The HDPC has been holding public hearings across the state on 2011's hot topics including liquor privatization. Here is some of what I've been hearing so far:
Privateers have speculated that the sale of 850 licenses would garner $2 billion or more. To generate that much, each would have to be sold for $2.3 million. No other state has experienced that windfall.
· An audit in Virginia found that 1000 licenses would need to be sold to raise $200 million, an average of $200,000 per license
· In West Virginia, 89 of 165 stores licenses sold for less than $200,000 in 2010, an additional 45 sold for less than $100,000
Pennsylvania's Wine and Spirits stores generate more than $500 million for the state annually.

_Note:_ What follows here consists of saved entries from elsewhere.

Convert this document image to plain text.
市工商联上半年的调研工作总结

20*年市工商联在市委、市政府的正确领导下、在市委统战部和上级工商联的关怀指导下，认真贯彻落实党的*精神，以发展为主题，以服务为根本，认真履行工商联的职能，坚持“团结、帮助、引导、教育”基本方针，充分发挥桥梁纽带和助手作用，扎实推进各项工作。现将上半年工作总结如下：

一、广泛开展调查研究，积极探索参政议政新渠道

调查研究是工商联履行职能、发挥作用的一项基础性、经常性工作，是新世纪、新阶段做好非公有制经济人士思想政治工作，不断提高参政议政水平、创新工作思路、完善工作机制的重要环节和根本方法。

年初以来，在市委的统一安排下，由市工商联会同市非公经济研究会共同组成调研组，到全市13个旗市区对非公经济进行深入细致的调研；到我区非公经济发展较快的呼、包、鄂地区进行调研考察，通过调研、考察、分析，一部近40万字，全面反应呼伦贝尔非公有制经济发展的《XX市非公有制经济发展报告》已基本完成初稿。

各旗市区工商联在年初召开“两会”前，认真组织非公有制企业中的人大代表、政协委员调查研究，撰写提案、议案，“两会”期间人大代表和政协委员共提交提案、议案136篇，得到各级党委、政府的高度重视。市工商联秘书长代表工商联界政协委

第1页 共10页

Currently there is a wine and spirits store in each of Pennsylvania's 67 counties. West Virginia had a similar system, however when it was privatized 5 rural counties lost their liquor stores. Several others have licenses held by convenience or drug stores, which offer little shelf space for liquor and wine selections, thereby limiting consumer choice.
Not only will the roughly 4500 currently state store employees lose their jobs, but experience in other states demonstrates that licenses go to existing stores, which choose to use existing staff to stock their shelves.

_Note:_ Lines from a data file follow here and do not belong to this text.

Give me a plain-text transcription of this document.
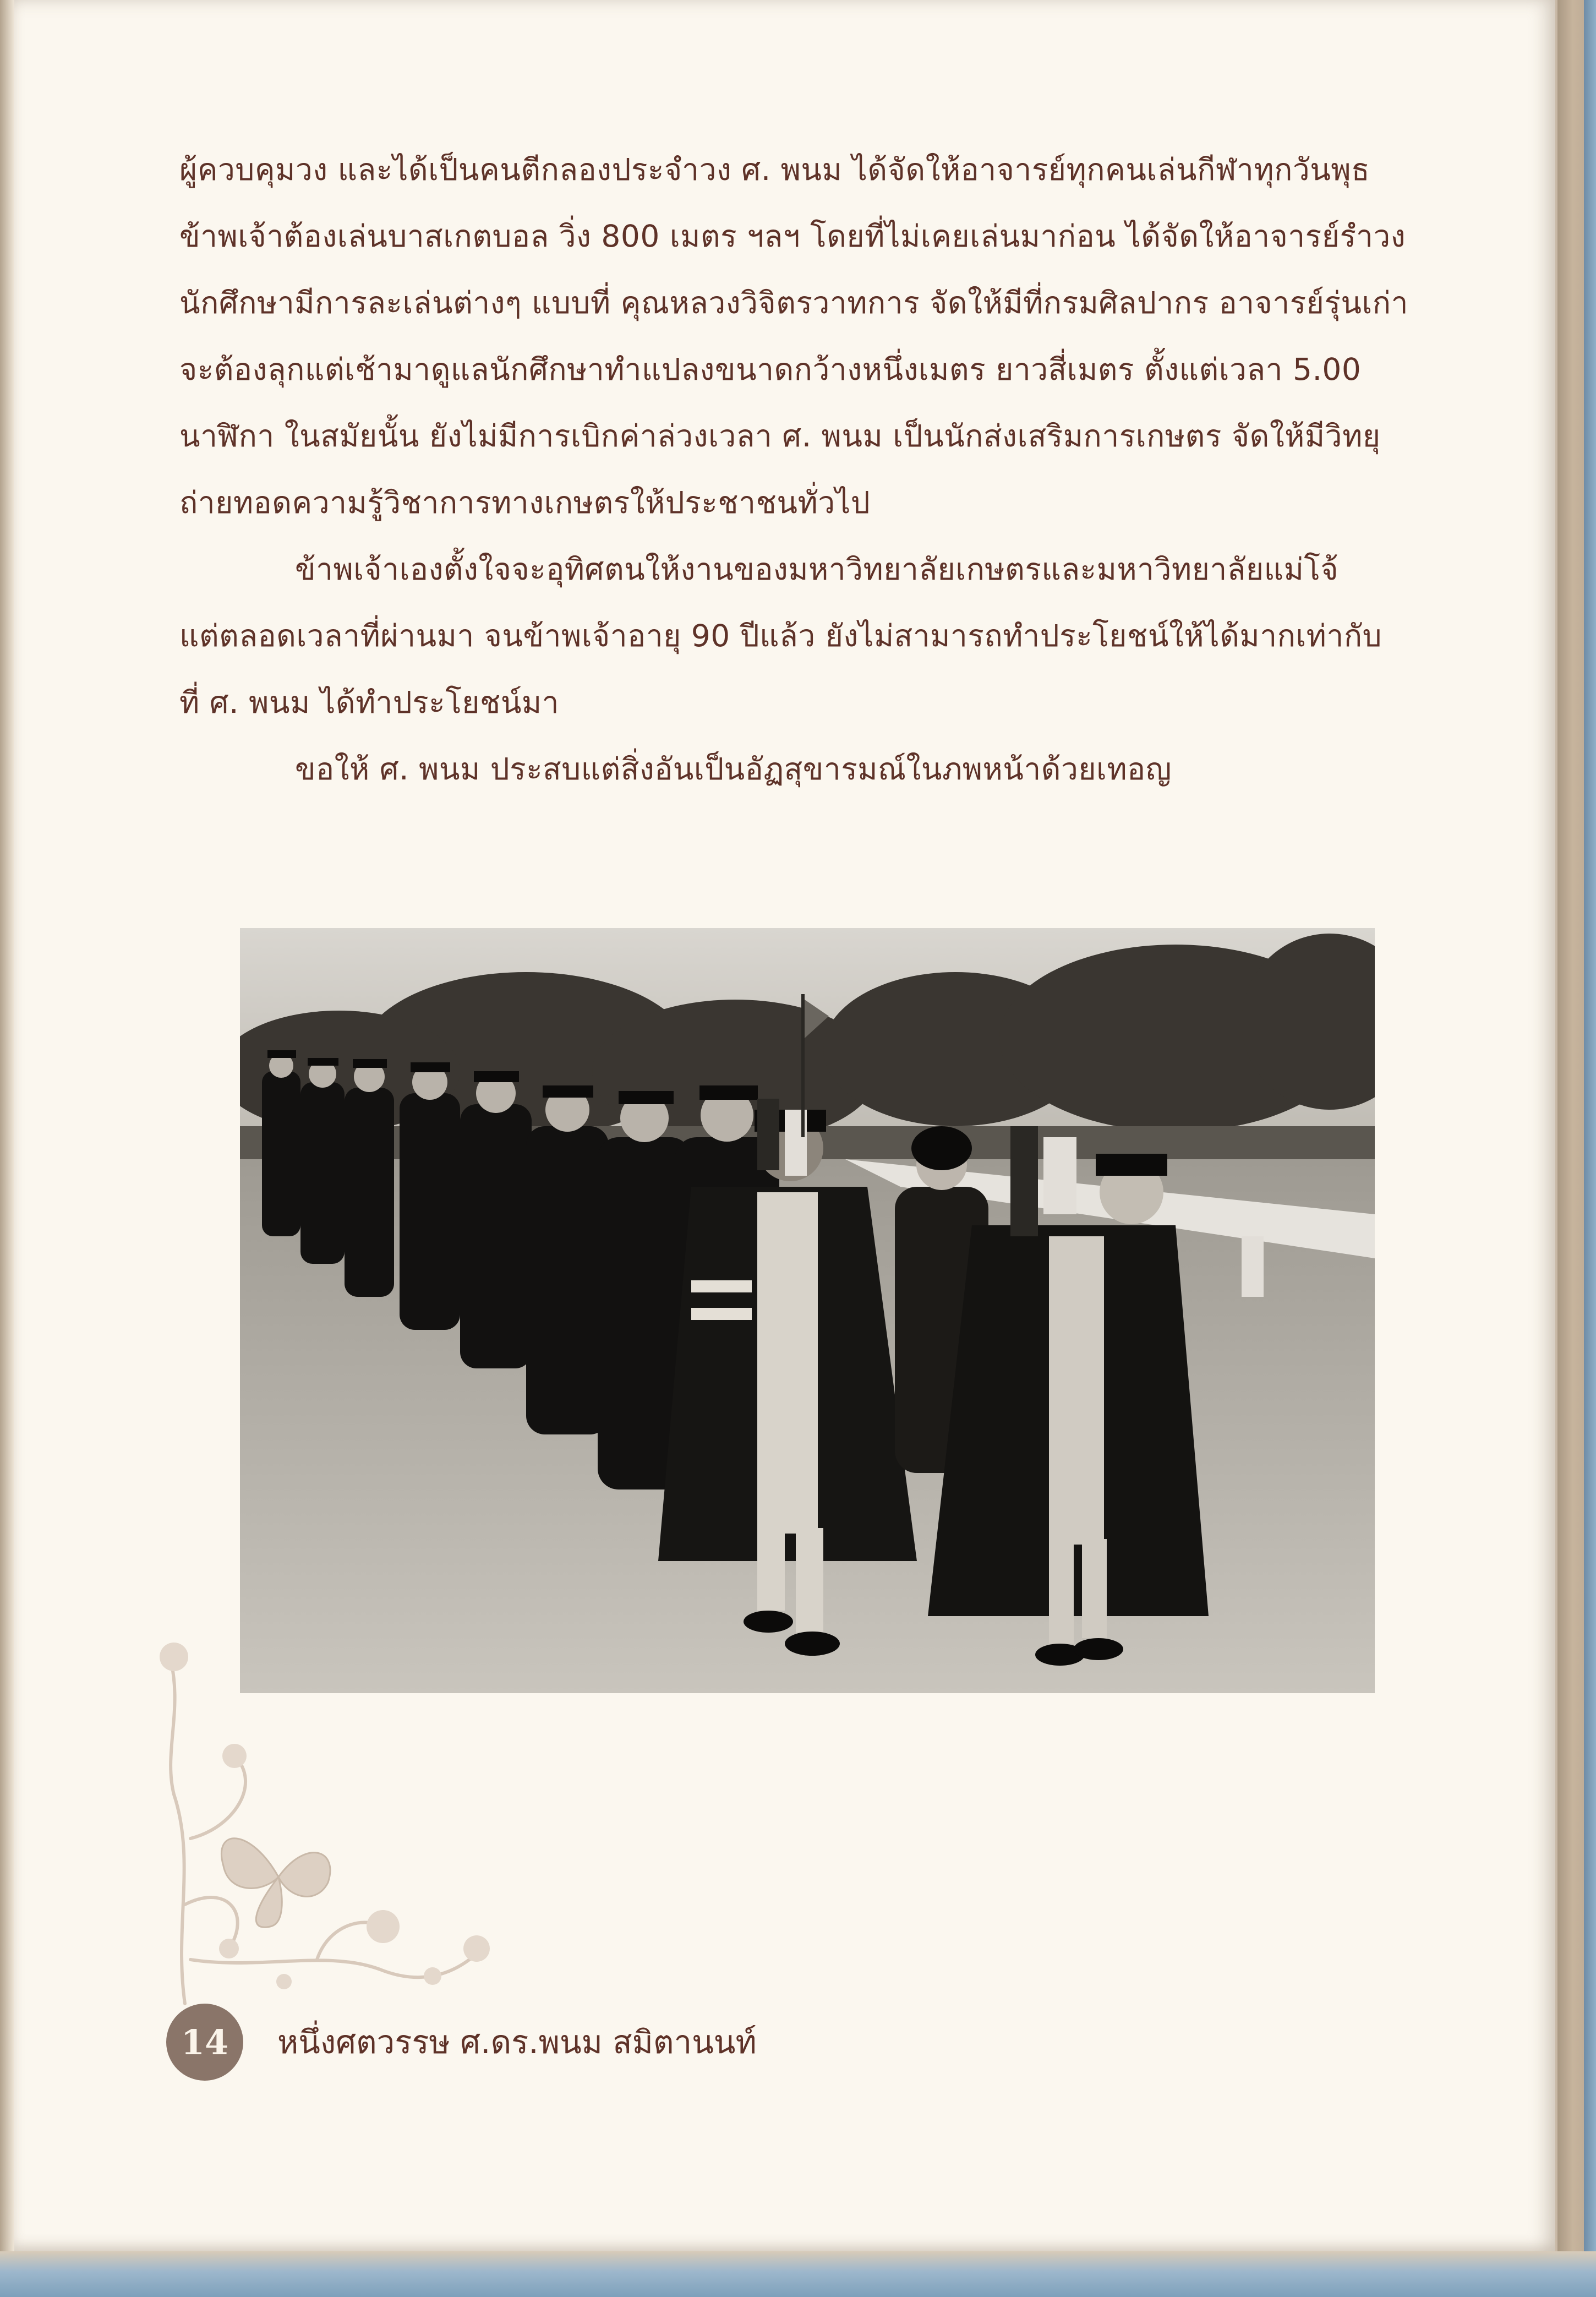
ผู้ควบคุมวง และได้เป็นคนตีกลองประจำวง ศ. พนม ได้จัดให้อาจารย์ทุกคนเล่นกีฬาทุกวันพุธ
ข้าพเจ้าต้องเล่นบาสเกตบอล วิ่ง 800 เมตร ฯลฯ โดยที่ไม่เคยเล่นมาก่อน ได้จัดให้อาจารย์รำวง
นักศึกษามีการละเล่นต่างๆ แบบที่ คุณหลวงวิจิตรวาทการ จัดให้มีที่กรมศิลปากร อาจารย์รุ่นเก่า
จะต้องลุกแต่เช้ามาดูแลนักศึกษาทำแปลงขนาดกว้างหนึ่งเมตร ยาวสี่เมตร ตั้งแต่เวลา 5.00
นาฬิกา ในสมัยนั้น ยังไม่มีการเบิกค่าล่วงเวลา ศ. พนม เป็นนักส่งเสริมการเกษตร จัดให้มีวิทยุ
ถ่ายทอดความรู้วิชาการทางเกษตรให้ประชาชนทั่วไป

ข้าพเจ้าเองตั้งใจจะอุทิศตนให้งานของมหาวิทยาลัยเกษตรและมหาวิทยาลัยแม่โจ้
แต่ตลอดเวลาที่ผ่านมา จนข้าพเจ้าอายุ 90 ปีแล้ว ยังไม่สามารถทำประโยชน์ให้ได้มากเท่ากับ
ที่ ศ. พนม ได้ทำประโยชน์มา

ขอให้ ศ. พนม ประสบแต่สิ่งอันเป็นอัฏสุขารมณ์ในภพหน้าด้วยเทอญ

14 หนึ่งศตวรรษ ศ.ดร.พนม สมิตานนท์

Public Safety/Social Costs
Independent research by the Marin Institute has found that "increased availability of alcohol is generally associated with increases in consumption."
Increased consumption due to privatization has proven harmful and costly, as higher instances of violence, burglary, vandalism, drunk driving, reckless sex, teen pregnancy and addiction occur.
These costs have a number associated: $3.6 billion annually, including increased medical costs, criminal justice and public program costs, property damage, lost work hours and quality of life costs.